Changing Primary Keys in Django

23 January '22

The primary key field in a database table isn't meant to change, so what happens when your database has a midlife crisis?

The Setup

As you may or may not be aware, I run a small stat-tracking site for a semi-regular Magic the Gathering event hosted by a friend of mine. Recently it was announced that we would be doing our very first league event, with the goal of creating a four-week competition between all of our players. Players challenge each other to matches throughout the duration of the league and the winner climbs the ladder to the top. If you want to win, you've got to challenge the people immediately above you and claw your way up.

This sounded like a fun event, and likewise a stellar challenge for the site. As-is we have no concept of an event like this in our database - events occupy a single day and location, and the players are ranked by how many points they score cumulatively. Leagues represent a radical departure from this model. For starters, the logic we currently use to calculate winners needs to account for when a match happened - something totally absent from the current match model. Additionally, matches now need some directionality, that is, it's not enough just to know who played in a match - we need to know who was the challenger and who was the defender.

All of these new concepts would be pretty rough to squeeze into the existing Event / Match models, so I decided the best thing to do here would be to create two new models: League and LeagueMatch. Of course, now we have to think about games. Games link to a Match, and they're going to be structured the exact same way whether or not that match is a Match or a LeagueMatch. So, what do we do about this? Do we make a new LeagueGame model?

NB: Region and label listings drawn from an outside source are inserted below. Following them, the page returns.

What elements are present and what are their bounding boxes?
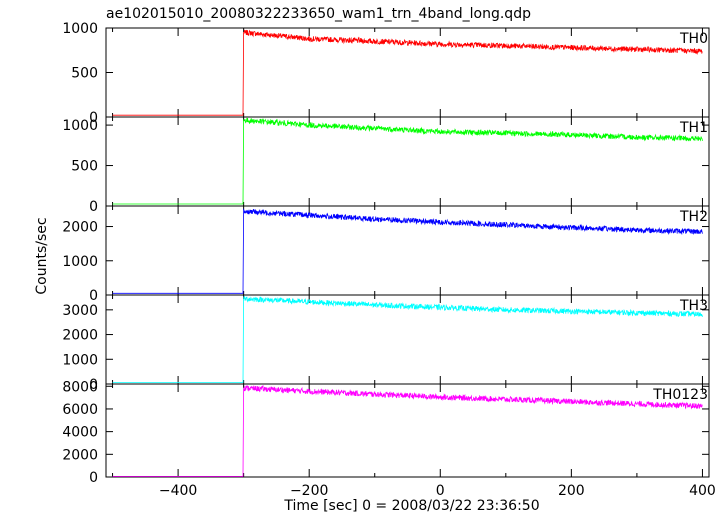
y-tick-label-th0123: 8000 [62, 379, 98, 395]
y-tick-label-th2: 2000 [62, 220, 98, 236]
x-tick-label: 0 [436, 483, 445, 499]
series-label-th0123: TH0123 [652, 387, 708, 403]
y-tick-label-th3: 3000 [62, 303, 98, 319]
y-tick-label-th0: 1000 [62, 21, 98, 37]
y-tick-label-th1: 1000 [62, 118, 98, 134]
series-line-th3 [112, 296, 703, 383]
series-label-th3: TH3 [679, 298, 708, 314]
x-axis-label: Time [sec] 0 = 2008/03/22 23:36:50 [283, 498, 539, 514]
y-tick-label-th2: 1000 [62, 254, 98, 270]
series-line-th2 [112, 208, 703, 294]
y-tick-label-th2: 0 [89, 288, 98, 304]
y-tick-label-th0: 500 [71, 66, 98, 82]
y-tick-label-th3: 0 [89, 377, 98, 393]
x-tick-label: 400 [689, 483, 716, 499]
y-tick-label-th0: 0 [89, 110, 98, 126]
y-axis-label: Counts/sec [34, 217, 50, 294]
y-tick-label-th1: 500 [71, 159, 98, 175]
y-tick-label-th1: 0 [89, 199, 98, 215]
y-tick-label-th3: 2000 [62, 328, 98, 344]
series-line-th0123 [112, 384, 703, 477]
panel-frame-th0123 [105, 383, 710, 478]
x-tick-label: −400 [159, 483, 197, 499]
y-tick-label-th0123: 4000 [62, 425, 98, 441]
x-tick-label: 200 [558, 483, 585, 499]
series-line-th1 [112, 117, 703, 205]
x-tick-label: −200 [290, 483, 328, 499]
series-label-th2: TH2 [679, 209, 708, 225]
series-label-th1: TH1 [679, 120, 708, 136]
y-tick-label-th0123: 0 [89, 470, 98, 486]
series-label-th0: TH0 [679, 31, 708, 47]
series-line-th0 [112, 29, 703, 116]
y-tick-label-th0123: 2000 [62, 447, 98, 463]
panel-frame-th1 [105, 116, 710, 207]
y-tick-label-th3: 1000 [62, 352, 98, 368]
y-tick-label-th0123: 6000 [62, 402, 98, 418]
chart-title: ae102015010_20080322233650_wam1_trn_4ban… [106, 6, 531, 22]
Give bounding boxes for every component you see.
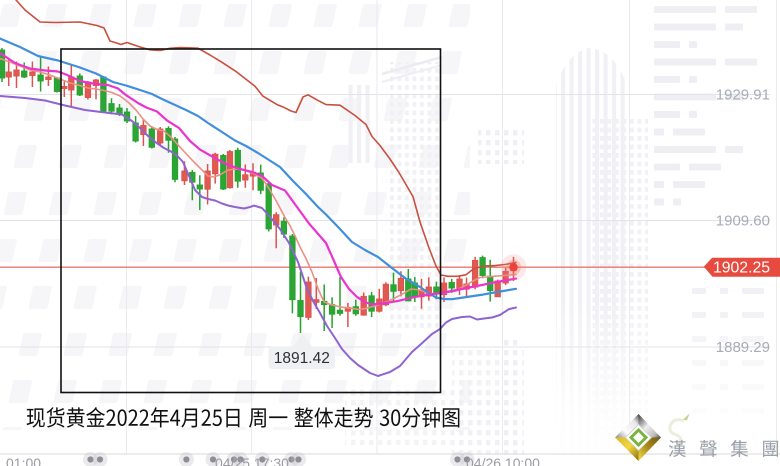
svg-text:1909.60: 1909.60 [716,213,770,230]
svg-text:04/26 10:00: 04/26 10:00 [466,455,540,466]
svg-text:1902.25: 1902.25 [713,259,770,276]
svg-text:1891.42: 1891.42 [274,350,330,367]
svg-text:1889.29: 1889.29 [716,339,770,356]
svg-text:04/25 17:30: 04/25 17:30 [215,455,289,466]
svg-text:1929.91: 1929.91 [716,87,770,104]
svg-text:01:00: 01:00 [6,455,41,466]
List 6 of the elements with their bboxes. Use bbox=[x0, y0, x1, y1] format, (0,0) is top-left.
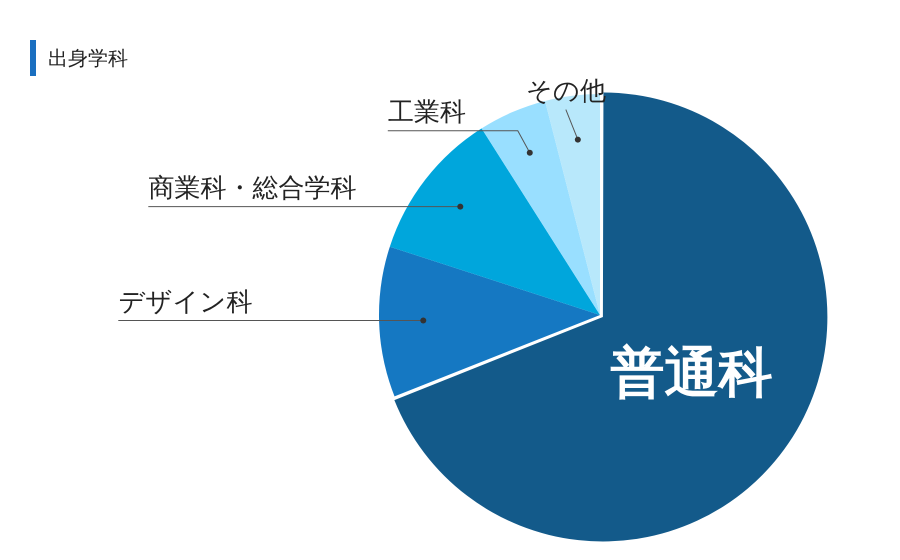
chart-title: 出身学科 bbox=[48, 44, 128, 72]
slice-label: 工業科 bbox=[388, 98, 466, 128]
slice-label: デザイン科 bbox=[118, 288, 252, 318]
slice-label: 普通科 bbox=[610, 341, 772, 404]
slice-label: その他 bbox=[526, 76, 606, 107]
slice-label: 商業科・総合学科 bbox=[148, 174, 356, 204]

Well, we probably could. There's nothing stopping us from doing that, really, and it'd technically work fine. It'd mean more code, for sure, and it might get tricky to maintain, but it would work. Instead, I think it's best we look to Object Oriented Programming for the solution. By using the django-polymorphic package we can create models that inherit from other models in our database. This way we can have one central Game type and create a relationship to a new, central Match model with two subsclasses (EventMatch and LeagueMatch) that contain the specific details necessary for event / league play.

Goals and Blockers

With this setup in mind, we have two goals we need to work towards before we can start building league-specific database models:

All good so far, but PolymorphicModel objects need an entity_ptr as a PK, not a standard ID. This means a couple of things:

The Operations

In order to get around the issues described above, I devised a chain of operations. This process takes three migrations and two commits to complete, so it's pretty involved.

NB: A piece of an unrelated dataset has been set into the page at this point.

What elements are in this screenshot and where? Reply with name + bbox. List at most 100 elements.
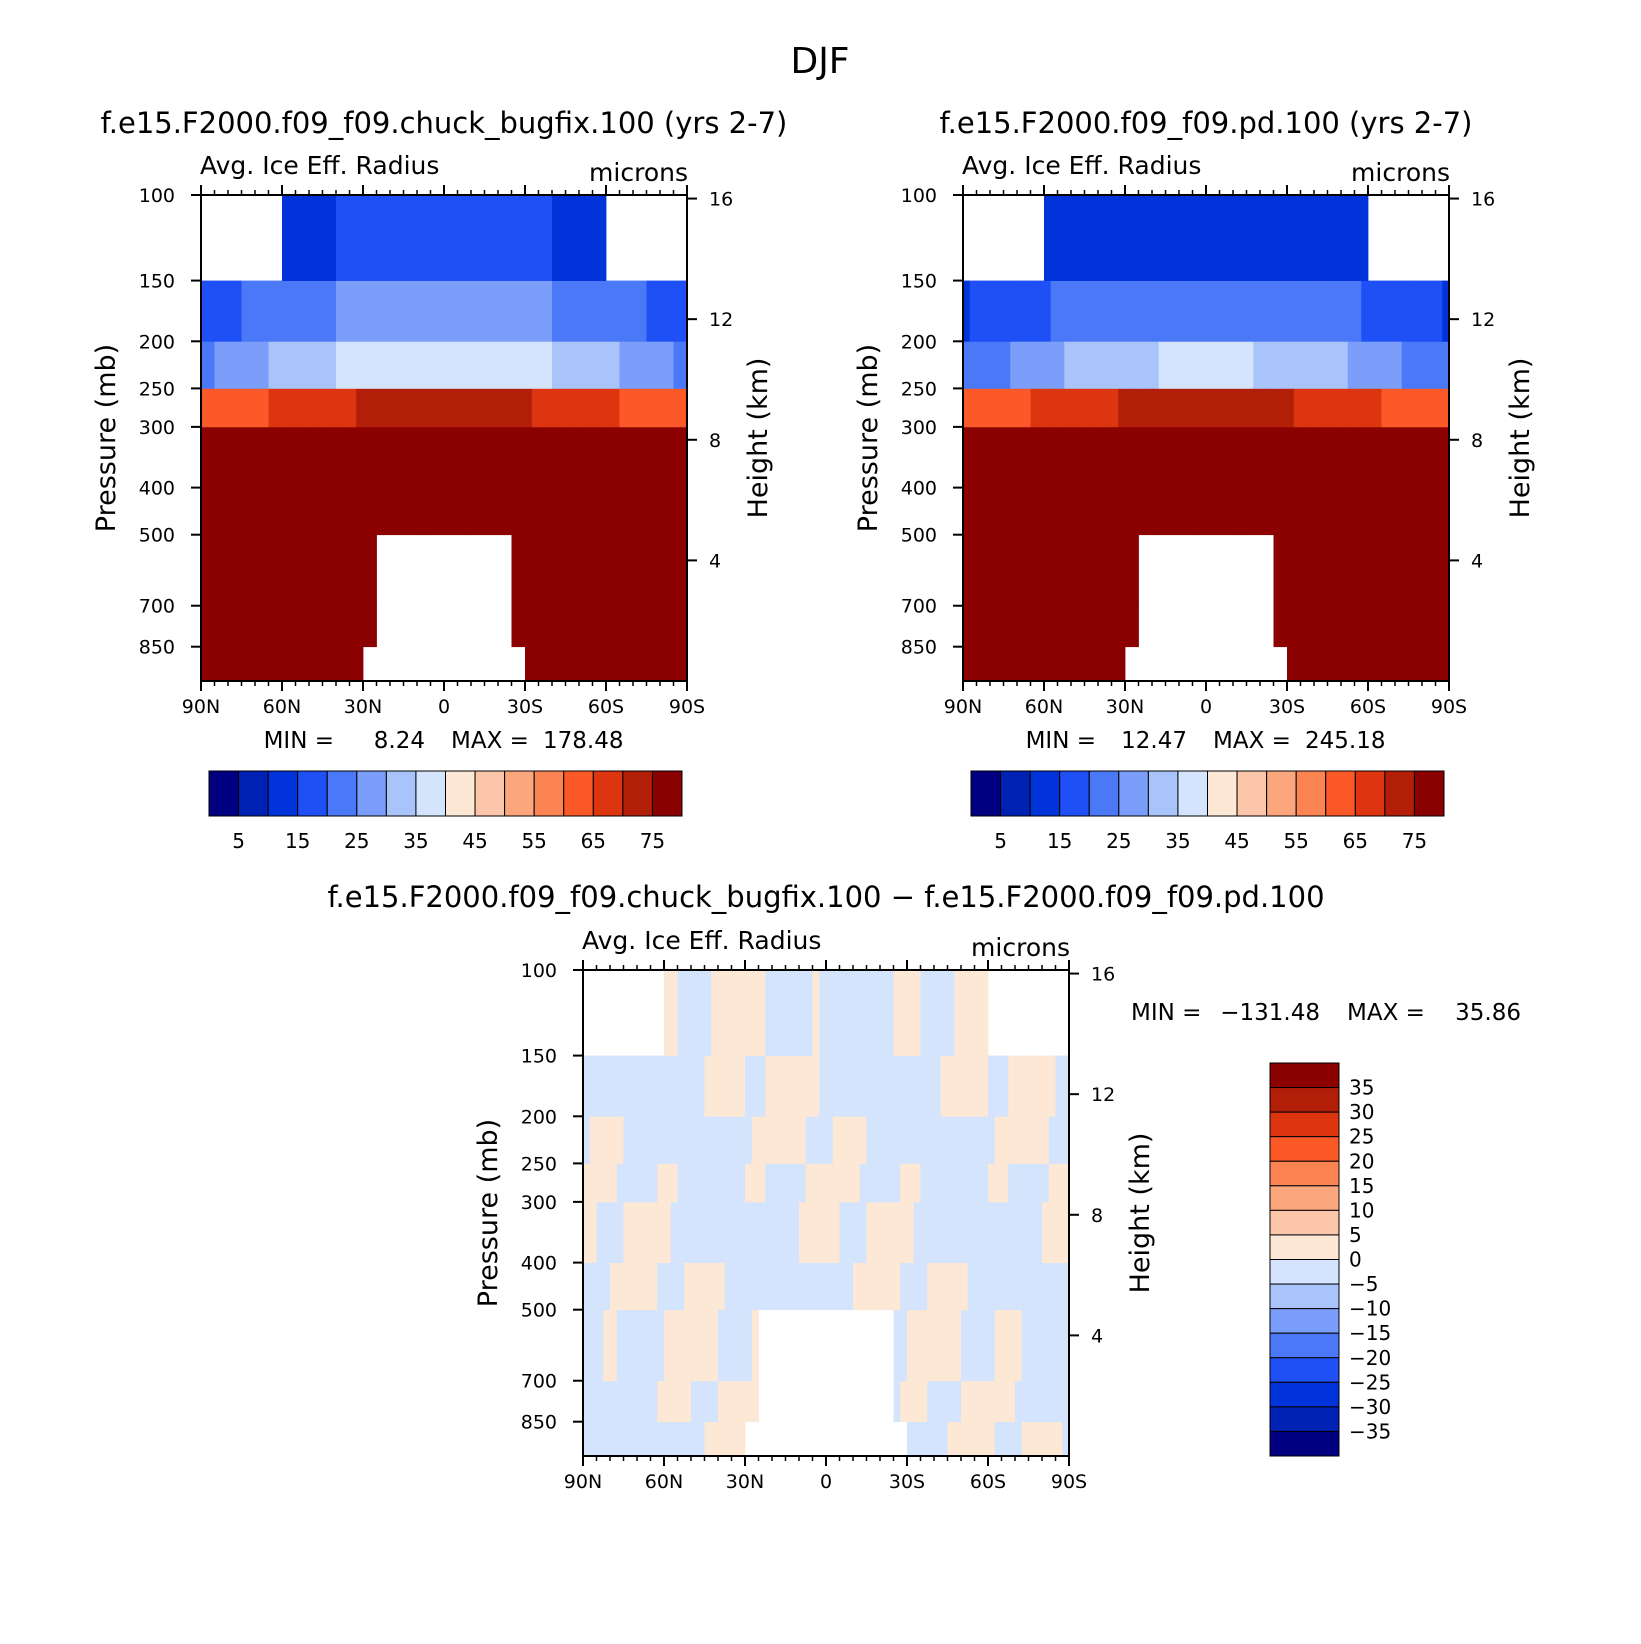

  1. Pre-Migrate PKs (Commit #1, Migration #1)
    • Rename existing Match model to Old_Match. This frees up the name to use for our new PolymorphicModel.
    • Create the new polymorphic Match model. This contains no code - it only serves as a parent model.
    • Create the new EventMatch model. This is the final form of the original Match model we started with (now Old_Match), and it inherits from the new Match model.
    • Add a new foreign key field (new_match) to the Game model. This points to EventMatch and will eventually replace the existing match FK on the Game model.
  2. Migrate the PKs (Commit #1, Migration #2)
    • For every Old_Match create a new EventMatch with the same attributes.
    • For every Game object pointing to Old_Match, populate the new_match FK with a reference to the freshly minted EventMatch object.
  3. Sanity Checks
    • Ensure that every Old_Match has a matching EventMatch - data loss here would be no good!
    • Ensure that every Game has a linked EventMatch that matches the Old_Match it's already connected to.
  4. Post-Migrate PKs (Commit #2, Migration #3)
    • Remove the match FK on the Game model.
    • Rename the new_match FK on the Game model to match.
  5. Clean-up
    • Deprecate the Old_Match model and delete it after the next build.

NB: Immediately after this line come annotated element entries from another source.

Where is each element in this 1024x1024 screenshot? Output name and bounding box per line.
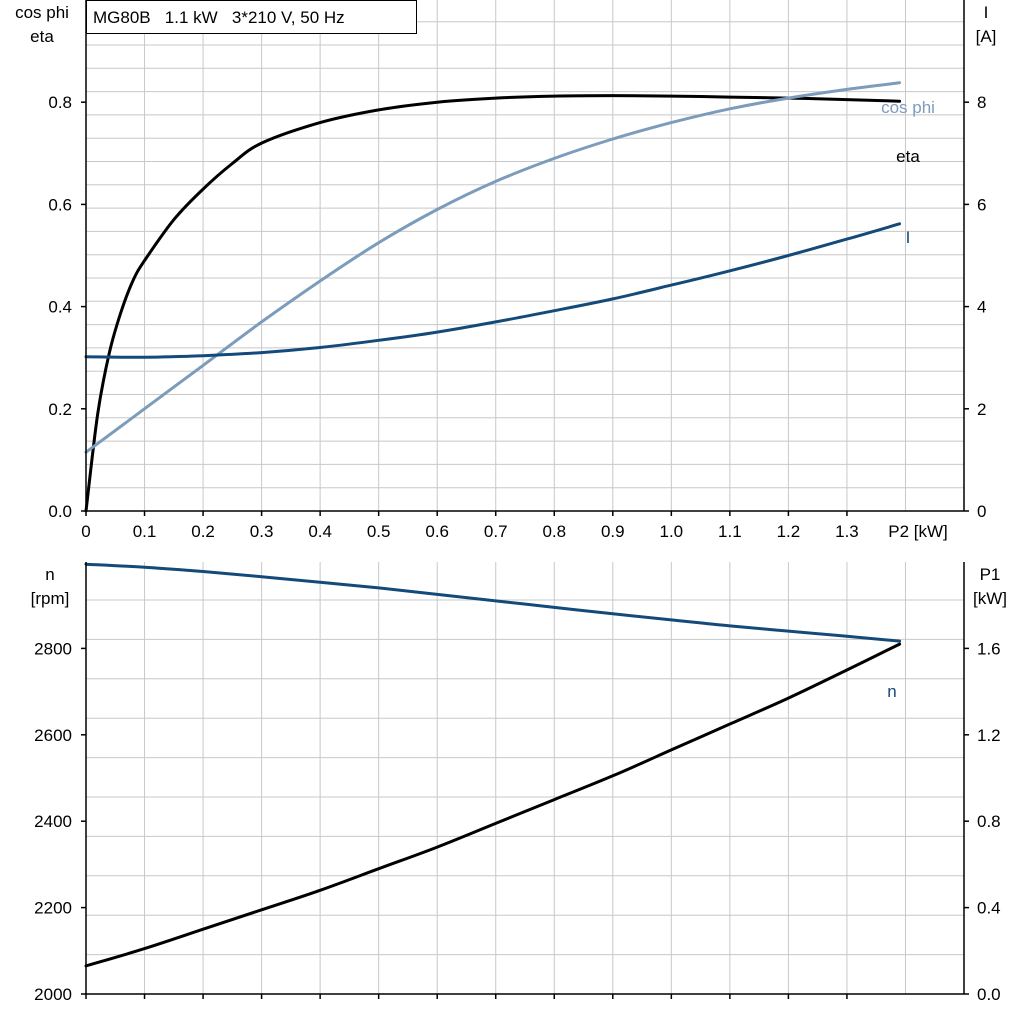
header-title: MG80B 1.1 kW 3*210 V, 50 Hz [93,8,345,27]
bottom-chart-frame [85,562,965,995]
top-x-tick-label: 0 [81,522,90,541]
top-left-tick-label: 0.6 [48,195,72,214]
top-x-tick-label: 1.3 [835,522,859,541]
top-x-tick-label: 0.7 [484,522,508,541]
bottom-curve-p1 [84,642,902,968]
bottom-right-tick-label: 1.2 [977,726,1001,745]
top-left-axis-title-line1: cos phi [15,3,69,22]
top-x-tick-label: 0.6 [425,522,449,541]
cos-phi-curve-label: cos phi [881,98,935,117]
bottom-left-tick-label: 2200 [34,899,72,918]
bottom-curve-speed [84,562,902,643]
eta-curve-label: eta [896,147,920,166]
bottom-left-tick-label: 2000 [34,985,72,1004]
bottom-right-tick-label: 0.4 [977,899,1001,918]
bottom-left-axis-title-line2: [rpm] [31,589,70,608]
bottom-right-tick-label: 1.6 [977,639,1001,658]
top-chart-frame [85,0,965,512]
bottom-right-axis-title-line1: P1 [980,565,1001,584]
top-x-tick-label: 1.0 [660,522,684,541]
bottom-right-tick-label: 0.8 [977,812,1001,831]
bottom-left-tick-label: 2600 [34,726,72,745]
bottom-chart-tick-labels: 2000 2200 2400 2600 2800 0.0 0.4 0.8 1.2 1.6 [34,639,1000,1004]
top-chart-curves [84,81,902,513]
top-left-tick-label: 0.4 [48,298,72,317]
top-x-axis-title: P2 [kW] [888,522,948,541]
top-x-tick-label: 0.3 [250,522,274,541]
top-right-tick-label: 4 [977,298,986,317]
bottom-chart-grid [86,562,964,994]
bottom-right-axis-title-line2: [kW] [973,589,1007,608]
top-x-tick-label: 0.2 [191,522,215,541]
top-left-tick-label: 0.2 [48,400,72,419]
top-right-tick-label: 0 [977,502,986,521]
top-curve-current [84,222,902,359]
top-x-tick-label: 0.5 [367,522,391,541]
top-curve-cos_phi [84,81,902,454]
top-x-tick-label: 0.9 [601,522,625,541]
top-chart-grid [86,0,964,511]
top-x-tick-label: 1.1 [718,522,742,541]
top-x-tick-label: 0.4 [308,522,332,541]
header-box-border [86,0,417,34]
top-left-axis-title-line2: eta [30,27,54,46]
bottom-left-tick-label: 2400 [34,812,72,831]
current-curve-label: I [906,228,911,247]
bottom-chart-curves [84,562,902,968]
top-x-tick-label: 0.1 [133,522,157,541]
bottom-left-tick-label: 2800 [34,639,72,658]
top-x-tick-label: 0.8 [542,522,566,541]
top-chart-tick-labels: 0.0 0.2 0.4 0.6 0.8 0 2 4 6 8 0 0.1 0.2 0.3 0.4 0.5 0.6 0… [48,93,986,541]
header-box: MG80B 1.1 kW 3*210 V, 50 Hz [86,0,417,34]
top-x-tick-label: 1.2 [777,522,801,541]
top-right-axis-title-line2: [A] [976,27,997,46]
top-right-tick-label: 2 [977,400,986,419]
top-right-tick-label: 8 [977,93,986,112]
bottom-right-tick-label: 0.0 [977,985,1001,1004]
speed-curve-label: n [887,682,896,701]
top-right-axis-title-line1: I [984,3,989,22]
top-curve-eta [84,94,902,513]
top-left-tick-label: 0.8 [48,93,72,112]
top-left-tick-label: 0.0 [48,502,72,521]
bottom-left-axis-title-line1: n [45,565,54,584]
top-right-tick-label: 6 [977,195,986,214]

It may not be immediately apparent why we use two commits here, but in order for the code not to throw errors when you're working through the migrations (especially migration #2, since it's a data migration) you'll need to make sure the model code and logic accurately reflects the state of the database. For example, in commit #1 we introduce the new_match FK on the Game model. This is then used in migration #2, as we need to populate it, but once you get to migration #3 Django expects that field to be gone in the model.

Applying Everything

The way to apply this on a live server is as follows:

  1. Check out commit #1.
  2. Run migrations.
  3. Check out commit #2.
  4. Run migrations.

If we try to do it all at once, the code from commit #2 will cause errors when we try to run the first migration. These operations need to happen one at a time to keep the code and the database in lock-step.

Is it clean? Not really. Can you do the same in raw SQL, but in one file? Probably. So where does that leave us...?

Conclusion

There are many ways to skin a cat. As I write this all out, I see how tedious and horrible it sounds. That said, this is the solution that worked for me, and it has the benefit of keeping us within the Django ecosystem. No direct SQL was necessary here - it was done completely in Python. There's not much going back from this point, so making use of the migration system for reverts or building a new database from scratch might get a little dicey, but for my use case that's acceptable. I also believe it's a workable problem if you really need to keep those options on the table.

Do you have a better solution to this issue? I'd love to hear from you about it! If not, I hope this at least helped put you on the right track.